Once we have 5 ounce spaceships and big lasers we’re just about to be ready to seed the universe with human (or other terrestrial) DNA. Think of a modern Noah’s Ark. Modern biotech has almost assembled the kit of tools we need to do this.
And btw, it doesn’t need to be DNA. It could be XNA, a synthetic DNA that is already being made by molecular engineers. Ingenious, these molecular collections called humans.
Of course, we humans might already be made of DNA sent out by alien civilizations. If we did our own panspermia shot, we would just be sending our stuff back to them. What’s sauce for the goose is sauce for the gander, on a cosmological scale. So they couldn’t blame us for copying them.
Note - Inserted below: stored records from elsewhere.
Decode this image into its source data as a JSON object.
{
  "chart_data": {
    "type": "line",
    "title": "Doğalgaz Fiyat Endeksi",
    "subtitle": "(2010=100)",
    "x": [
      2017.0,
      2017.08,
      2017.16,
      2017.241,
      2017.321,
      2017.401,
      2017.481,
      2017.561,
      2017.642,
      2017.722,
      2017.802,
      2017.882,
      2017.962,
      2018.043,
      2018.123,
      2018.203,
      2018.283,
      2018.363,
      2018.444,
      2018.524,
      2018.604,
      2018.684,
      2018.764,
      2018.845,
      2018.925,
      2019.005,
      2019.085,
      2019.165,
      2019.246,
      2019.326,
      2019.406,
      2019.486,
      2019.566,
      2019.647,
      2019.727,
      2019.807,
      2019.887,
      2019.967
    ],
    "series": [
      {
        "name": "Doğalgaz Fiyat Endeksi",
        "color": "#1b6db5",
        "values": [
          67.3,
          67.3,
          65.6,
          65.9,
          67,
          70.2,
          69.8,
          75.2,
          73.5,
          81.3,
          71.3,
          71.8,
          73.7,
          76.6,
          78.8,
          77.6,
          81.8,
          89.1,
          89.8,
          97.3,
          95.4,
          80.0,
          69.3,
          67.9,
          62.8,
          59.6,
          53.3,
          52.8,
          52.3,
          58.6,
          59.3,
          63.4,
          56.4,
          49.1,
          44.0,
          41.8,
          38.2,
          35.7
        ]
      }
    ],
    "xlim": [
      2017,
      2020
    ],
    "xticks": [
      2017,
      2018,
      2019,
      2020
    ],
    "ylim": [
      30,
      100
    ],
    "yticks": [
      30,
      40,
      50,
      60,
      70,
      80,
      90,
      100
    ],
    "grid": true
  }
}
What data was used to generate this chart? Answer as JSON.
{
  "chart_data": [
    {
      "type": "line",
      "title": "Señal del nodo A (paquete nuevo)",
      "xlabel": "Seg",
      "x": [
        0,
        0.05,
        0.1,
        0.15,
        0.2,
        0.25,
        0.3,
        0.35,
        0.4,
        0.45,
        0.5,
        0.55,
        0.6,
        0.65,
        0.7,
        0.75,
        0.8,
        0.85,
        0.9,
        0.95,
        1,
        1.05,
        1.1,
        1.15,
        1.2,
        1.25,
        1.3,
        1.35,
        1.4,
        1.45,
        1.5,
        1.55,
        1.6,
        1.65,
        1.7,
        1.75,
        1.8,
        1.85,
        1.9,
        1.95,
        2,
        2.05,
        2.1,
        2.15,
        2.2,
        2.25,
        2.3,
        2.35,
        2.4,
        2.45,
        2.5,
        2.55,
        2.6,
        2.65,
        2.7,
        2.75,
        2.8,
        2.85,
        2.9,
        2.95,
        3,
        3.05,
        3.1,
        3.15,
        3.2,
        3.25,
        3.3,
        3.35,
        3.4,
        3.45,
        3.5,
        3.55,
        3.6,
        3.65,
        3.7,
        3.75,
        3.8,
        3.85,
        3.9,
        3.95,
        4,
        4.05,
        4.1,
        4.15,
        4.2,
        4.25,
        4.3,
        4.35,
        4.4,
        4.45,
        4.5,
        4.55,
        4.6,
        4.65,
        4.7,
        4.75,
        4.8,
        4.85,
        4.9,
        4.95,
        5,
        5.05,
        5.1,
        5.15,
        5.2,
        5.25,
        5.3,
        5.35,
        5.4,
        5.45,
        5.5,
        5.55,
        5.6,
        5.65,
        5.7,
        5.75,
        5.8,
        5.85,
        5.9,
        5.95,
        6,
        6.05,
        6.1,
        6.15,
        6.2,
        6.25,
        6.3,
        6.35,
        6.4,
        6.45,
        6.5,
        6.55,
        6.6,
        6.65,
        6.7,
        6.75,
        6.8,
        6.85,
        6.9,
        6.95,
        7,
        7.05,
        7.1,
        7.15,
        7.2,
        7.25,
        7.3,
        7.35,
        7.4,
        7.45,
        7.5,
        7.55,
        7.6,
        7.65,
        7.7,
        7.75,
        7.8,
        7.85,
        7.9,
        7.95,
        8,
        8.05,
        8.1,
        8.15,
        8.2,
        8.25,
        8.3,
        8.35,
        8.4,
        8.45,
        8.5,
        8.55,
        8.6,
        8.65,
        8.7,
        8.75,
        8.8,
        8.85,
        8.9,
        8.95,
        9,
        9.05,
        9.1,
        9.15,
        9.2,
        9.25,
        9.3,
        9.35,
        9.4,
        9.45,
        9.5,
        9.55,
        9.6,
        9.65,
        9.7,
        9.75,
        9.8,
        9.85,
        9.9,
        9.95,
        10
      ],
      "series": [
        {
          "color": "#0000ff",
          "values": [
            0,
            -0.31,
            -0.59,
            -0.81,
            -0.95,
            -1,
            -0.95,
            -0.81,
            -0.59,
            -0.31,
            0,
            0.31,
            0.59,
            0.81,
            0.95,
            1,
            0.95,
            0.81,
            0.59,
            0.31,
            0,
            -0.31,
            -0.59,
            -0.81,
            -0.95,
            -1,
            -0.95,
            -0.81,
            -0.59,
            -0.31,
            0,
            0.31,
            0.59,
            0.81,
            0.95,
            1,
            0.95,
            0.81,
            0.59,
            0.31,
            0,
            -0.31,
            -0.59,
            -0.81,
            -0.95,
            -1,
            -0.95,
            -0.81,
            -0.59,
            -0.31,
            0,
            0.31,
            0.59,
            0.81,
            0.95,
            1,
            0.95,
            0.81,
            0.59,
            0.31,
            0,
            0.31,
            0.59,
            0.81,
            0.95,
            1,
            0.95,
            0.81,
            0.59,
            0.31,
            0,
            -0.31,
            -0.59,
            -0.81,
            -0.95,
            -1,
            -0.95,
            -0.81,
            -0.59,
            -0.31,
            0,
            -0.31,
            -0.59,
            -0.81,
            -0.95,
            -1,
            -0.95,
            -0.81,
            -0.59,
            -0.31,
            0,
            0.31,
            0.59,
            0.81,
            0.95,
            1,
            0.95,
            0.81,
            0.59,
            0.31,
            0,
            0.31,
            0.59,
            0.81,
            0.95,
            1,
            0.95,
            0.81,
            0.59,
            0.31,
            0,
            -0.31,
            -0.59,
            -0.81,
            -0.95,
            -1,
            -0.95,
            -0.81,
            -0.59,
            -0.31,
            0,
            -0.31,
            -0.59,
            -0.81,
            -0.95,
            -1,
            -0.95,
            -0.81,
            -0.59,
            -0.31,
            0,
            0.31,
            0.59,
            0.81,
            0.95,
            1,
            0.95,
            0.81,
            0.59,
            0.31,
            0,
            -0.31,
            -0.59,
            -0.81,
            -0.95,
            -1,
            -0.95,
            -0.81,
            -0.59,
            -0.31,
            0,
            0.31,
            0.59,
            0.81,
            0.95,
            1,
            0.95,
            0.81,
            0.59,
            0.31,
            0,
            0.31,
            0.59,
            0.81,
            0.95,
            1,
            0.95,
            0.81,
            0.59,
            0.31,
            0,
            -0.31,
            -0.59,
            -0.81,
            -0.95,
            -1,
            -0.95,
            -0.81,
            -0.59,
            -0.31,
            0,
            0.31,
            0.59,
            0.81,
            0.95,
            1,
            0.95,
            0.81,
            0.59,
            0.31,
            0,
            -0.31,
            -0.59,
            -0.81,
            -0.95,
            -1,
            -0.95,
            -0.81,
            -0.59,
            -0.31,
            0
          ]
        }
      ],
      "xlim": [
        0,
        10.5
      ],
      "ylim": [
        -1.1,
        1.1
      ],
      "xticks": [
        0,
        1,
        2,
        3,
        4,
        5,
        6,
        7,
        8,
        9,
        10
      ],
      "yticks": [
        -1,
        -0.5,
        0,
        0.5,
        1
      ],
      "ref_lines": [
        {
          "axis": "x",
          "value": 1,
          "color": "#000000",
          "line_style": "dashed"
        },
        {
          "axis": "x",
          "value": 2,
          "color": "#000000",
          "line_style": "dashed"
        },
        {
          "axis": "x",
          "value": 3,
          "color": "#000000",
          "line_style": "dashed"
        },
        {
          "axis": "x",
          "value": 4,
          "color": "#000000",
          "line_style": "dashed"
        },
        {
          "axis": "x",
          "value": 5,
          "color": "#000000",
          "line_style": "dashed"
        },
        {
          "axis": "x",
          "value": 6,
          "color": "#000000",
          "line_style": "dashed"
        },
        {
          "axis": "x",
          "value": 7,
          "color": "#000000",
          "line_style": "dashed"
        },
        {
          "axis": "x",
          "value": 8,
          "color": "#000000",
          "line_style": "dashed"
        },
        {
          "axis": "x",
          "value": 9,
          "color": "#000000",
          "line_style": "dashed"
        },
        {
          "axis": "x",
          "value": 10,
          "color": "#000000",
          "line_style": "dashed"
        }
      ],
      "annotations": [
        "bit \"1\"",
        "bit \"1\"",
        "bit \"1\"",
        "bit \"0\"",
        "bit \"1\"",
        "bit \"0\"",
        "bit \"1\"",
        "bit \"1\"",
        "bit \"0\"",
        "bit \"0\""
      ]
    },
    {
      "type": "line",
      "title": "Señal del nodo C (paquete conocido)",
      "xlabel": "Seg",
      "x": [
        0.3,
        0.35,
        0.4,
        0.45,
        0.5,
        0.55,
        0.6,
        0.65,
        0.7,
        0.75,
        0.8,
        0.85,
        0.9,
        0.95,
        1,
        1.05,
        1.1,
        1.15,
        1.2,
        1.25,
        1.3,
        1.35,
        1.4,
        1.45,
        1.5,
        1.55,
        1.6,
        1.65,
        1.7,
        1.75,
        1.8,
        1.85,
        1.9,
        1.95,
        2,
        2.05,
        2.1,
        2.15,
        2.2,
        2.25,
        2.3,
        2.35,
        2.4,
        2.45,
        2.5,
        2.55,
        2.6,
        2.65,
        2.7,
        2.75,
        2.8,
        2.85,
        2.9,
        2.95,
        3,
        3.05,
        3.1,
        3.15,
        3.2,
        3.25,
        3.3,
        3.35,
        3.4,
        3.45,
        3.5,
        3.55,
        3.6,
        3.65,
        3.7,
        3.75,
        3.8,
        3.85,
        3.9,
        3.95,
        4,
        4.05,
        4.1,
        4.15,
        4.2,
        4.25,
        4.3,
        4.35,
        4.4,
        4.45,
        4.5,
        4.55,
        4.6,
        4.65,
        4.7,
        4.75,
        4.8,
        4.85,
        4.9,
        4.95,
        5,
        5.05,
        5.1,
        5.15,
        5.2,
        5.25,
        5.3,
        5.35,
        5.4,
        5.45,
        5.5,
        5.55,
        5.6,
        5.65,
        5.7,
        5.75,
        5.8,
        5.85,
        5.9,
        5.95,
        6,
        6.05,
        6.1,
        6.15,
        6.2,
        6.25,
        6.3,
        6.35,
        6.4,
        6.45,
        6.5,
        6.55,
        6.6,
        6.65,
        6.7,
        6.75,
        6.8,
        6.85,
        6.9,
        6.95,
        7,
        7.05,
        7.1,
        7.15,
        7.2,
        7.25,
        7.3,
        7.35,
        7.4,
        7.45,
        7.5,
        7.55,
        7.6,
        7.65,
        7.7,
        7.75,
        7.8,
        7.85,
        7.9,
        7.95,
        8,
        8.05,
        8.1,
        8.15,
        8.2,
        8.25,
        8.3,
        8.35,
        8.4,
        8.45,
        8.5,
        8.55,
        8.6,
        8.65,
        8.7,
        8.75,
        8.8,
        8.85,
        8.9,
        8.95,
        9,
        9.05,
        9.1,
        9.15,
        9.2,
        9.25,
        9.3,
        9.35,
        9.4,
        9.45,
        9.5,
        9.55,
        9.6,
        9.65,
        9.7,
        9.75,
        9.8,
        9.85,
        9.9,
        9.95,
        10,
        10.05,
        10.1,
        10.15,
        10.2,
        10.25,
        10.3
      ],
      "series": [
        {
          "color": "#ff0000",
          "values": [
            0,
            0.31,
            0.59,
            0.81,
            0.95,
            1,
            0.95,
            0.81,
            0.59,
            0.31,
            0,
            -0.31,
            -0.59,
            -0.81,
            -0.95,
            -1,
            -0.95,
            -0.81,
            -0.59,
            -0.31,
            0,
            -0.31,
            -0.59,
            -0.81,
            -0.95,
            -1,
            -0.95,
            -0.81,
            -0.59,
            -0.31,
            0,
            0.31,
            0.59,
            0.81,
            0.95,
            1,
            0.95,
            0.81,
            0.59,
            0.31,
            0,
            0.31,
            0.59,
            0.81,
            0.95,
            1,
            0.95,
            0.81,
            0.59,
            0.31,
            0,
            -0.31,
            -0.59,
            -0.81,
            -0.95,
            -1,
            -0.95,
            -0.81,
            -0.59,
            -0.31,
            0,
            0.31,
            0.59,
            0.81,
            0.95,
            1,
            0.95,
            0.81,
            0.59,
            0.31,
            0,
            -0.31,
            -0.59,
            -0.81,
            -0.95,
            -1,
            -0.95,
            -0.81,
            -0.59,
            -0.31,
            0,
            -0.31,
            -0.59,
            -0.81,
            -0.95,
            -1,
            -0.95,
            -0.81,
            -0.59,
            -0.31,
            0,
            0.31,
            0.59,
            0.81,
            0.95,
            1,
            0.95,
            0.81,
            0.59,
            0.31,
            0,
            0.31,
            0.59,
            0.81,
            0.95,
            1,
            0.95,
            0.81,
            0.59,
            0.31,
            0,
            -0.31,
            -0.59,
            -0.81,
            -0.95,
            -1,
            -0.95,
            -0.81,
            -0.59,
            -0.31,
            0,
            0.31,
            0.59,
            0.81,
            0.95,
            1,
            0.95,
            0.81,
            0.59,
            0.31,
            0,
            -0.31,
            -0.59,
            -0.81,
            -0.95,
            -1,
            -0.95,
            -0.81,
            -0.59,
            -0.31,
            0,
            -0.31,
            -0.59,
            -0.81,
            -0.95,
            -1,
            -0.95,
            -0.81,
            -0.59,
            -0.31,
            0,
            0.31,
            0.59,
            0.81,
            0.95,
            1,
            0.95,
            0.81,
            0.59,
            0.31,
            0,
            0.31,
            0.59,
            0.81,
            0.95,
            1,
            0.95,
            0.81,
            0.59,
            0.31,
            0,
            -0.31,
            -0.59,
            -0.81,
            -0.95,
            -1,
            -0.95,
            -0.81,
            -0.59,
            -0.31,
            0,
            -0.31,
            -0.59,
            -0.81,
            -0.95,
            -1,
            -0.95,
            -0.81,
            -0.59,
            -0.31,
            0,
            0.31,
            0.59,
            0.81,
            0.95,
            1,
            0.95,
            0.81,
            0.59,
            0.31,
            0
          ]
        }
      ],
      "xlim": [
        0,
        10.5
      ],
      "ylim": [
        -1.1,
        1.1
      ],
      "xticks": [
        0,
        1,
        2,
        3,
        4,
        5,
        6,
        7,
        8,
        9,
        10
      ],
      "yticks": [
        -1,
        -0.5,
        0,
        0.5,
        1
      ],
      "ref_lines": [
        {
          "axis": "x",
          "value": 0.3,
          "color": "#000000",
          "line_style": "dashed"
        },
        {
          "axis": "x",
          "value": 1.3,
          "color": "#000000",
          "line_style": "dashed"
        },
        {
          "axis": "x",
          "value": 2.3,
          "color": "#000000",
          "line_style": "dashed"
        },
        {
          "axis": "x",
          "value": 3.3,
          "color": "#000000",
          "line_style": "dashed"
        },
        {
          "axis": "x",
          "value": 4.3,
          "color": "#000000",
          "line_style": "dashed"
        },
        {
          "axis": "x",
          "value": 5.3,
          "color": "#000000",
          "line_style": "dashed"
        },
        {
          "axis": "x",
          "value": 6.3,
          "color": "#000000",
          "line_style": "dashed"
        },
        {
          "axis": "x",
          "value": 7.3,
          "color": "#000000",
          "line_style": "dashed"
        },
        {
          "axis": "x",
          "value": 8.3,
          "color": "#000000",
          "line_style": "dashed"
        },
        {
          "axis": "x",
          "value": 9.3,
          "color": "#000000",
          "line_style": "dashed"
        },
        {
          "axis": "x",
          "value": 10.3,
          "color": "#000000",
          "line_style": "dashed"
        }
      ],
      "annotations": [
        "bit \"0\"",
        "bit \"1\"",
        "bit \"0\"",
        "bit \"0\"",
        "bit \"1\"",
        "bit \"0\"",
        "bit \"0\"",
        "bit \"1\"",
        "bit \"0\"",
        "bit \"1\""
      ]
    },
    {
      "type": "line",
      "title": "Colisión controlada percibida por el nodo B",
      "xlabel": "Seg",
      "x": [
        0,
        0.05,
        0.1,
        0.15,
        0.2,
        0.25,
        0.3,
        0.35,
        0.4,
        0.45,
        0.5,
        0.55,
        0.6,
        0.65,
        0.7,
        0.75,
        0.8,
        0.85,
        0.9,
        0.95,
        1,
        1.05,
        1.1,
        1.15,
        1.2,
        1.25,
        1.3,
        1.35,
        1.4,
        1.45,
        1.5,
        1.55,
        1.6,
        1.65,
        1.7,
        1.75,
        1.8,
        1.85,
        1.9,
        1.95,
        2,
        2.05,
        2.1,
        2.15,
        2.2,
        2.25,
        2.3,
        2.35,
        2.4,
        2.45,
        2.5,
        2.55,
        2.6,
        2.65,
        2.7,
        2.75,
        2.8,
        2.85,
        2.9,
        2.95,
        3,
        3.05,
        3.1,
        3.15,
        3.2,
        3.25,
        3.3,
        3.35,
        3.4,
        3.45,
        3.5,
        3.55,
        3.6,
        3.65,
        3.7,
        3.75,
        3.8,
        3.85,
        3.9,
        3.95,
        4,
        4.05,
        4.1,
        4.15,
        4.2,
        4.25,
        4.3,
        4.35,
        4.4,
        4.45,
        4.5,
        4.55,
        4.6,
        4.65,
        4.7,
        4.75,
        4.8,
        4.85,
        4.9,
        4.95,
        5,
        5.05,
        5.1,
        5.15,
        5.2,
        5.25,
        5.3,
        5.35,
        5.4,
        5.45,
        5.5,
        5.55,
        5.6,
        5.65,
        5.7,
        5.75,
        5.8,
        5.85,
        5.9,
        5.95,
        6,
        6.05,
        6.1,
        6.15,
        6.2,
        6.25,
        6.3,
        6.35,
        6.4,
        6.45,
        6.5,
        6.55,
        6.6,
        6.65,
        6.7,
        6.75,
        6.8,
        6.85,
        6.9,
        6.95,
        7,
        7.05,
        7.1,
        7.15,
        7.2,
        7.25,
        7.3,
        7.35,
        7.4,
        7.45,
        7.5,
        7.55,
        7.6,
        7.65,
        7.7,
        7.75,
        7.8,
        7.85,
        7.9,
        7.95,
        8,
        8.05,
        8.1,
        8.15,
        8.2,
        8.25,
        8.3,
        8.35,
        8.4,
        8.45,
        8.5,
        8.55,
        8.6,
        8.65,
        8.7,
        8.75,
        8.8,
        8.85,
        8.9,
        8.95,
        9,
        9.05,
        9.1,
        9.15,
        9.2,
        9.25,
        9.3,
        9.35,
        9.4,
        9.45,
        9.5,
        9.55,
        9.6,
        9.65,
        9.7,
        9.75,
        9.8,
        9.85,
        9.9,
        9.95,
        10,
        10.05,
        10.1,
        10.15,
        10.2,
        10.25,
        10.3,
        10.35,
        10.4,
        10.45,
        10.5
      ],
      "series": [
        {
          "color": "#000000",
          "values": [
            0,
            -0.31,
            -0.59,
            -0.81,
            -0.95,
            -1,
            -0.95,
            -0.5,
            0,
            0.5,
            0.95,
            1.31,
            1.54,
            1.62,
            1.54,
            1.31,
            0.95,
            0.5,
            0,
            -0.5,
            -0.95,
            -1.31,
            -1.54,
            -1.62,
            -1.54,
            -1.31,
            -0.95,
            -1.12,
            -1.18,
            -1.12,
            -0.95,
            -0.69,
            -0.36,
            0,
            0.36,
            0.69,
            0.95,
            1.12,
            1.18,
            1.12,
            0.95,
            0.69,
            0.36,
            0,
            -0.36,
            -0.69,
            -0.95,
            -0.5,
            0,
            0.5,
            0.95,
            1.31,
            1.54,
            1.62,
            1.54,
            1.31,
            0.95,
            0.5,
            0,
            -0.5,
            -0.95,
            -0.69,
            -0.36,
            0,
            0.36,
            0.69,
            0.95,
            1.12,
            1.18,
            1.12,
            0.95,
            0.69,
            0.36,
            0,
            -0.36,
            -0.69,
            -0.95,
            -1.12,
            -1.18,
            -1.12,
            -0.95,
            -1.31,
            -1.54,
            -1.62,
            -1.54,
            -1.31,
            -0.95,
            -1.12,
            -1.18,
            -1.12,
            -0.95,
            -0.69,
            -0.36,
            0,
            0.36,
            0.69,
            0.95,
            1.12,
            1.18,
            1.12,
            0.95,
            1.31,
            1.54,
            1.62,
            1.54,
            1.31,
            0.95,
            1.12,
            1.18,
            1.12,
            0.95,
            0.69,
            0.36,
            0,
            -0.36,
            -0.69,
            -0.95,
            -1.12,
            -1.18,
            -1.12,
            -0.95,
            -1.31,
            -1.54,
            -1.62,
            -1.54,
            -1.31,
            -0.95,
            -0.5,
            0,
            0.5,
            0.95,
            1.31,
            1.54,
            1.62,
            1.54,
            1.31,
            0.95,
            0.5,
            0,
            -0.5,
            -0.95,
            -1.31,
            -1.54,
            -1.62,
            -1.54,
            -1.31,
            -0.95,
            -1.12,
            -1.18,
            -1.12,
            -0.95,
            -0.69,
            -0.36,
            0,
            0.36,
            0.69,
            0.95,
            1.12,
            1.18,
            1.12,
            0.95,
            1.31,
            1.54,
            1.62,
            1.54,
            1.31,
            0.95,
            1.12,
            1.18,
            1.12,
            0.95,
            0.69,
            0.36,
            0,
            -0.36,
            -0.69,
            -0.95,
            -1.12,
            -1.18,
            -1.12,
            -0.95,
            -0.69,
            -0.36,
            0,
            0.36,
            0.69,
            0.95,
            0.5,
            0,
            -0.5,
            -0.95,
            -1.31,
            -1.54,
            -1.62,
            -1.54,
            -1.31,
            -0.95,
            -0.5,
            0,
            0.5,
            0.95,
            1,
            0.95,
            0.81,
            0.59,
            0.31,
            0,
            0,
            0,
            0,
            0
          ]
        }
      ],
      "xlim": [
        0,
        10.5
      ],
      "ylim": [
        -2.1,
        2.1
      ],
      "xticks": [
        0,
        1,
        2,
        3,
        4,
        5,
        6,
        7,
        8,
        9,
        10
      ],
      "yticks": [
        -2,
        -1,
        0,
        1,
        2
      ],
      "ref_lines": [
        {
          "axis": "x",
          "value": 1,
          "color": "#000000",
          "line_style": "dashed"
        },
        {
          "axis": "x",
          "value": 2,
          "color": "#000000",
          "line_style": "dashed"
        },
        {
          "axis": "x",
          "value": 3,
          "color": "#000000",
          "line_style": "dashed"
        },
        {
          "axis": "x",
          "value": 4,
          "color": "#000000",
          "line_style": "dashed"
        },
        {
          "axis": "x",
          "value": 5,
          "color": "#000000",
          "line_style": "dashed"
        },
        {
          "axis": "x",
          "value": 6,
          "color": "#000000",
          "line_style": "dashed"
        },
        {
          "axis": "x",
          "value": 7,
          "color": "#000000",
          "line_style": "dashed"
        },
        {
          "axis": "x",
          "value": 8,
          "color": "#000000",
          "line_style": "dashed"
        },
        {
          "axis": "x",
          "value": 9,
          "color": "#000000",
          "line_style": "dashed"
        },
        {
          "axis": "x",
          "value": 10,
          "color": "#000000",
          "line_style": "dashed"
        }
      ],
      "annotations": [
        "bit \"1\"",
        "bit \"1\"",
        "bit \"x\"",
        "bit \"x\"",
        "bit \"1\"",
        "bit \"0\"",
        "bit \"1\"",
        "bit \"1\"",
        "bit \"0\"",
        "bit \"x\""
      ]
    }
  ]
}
My recent post, “Space will be the New Driver of Global Economic Growth”, argued that space exploration would drive the next big round of economic growth. In the telling of this post, planetary exploration is already passé. It’s the stars that are going to take over that role, maybe in another 50 years.
And a lot of that economic activity is going to derive from a totally new human activity, synthesizing totally new types of animals from scratch. Maybe at least in part to replace those that we have condemned to extinction down here on Earth by virtue of our wanton destruction of our own cosmological habitat?
Cowpoodles anyone?
Don’t laugh. A secret military unit somewhere on Earth is probably already working on all of these.
Area 51 perhaps? Together with the flying saucers?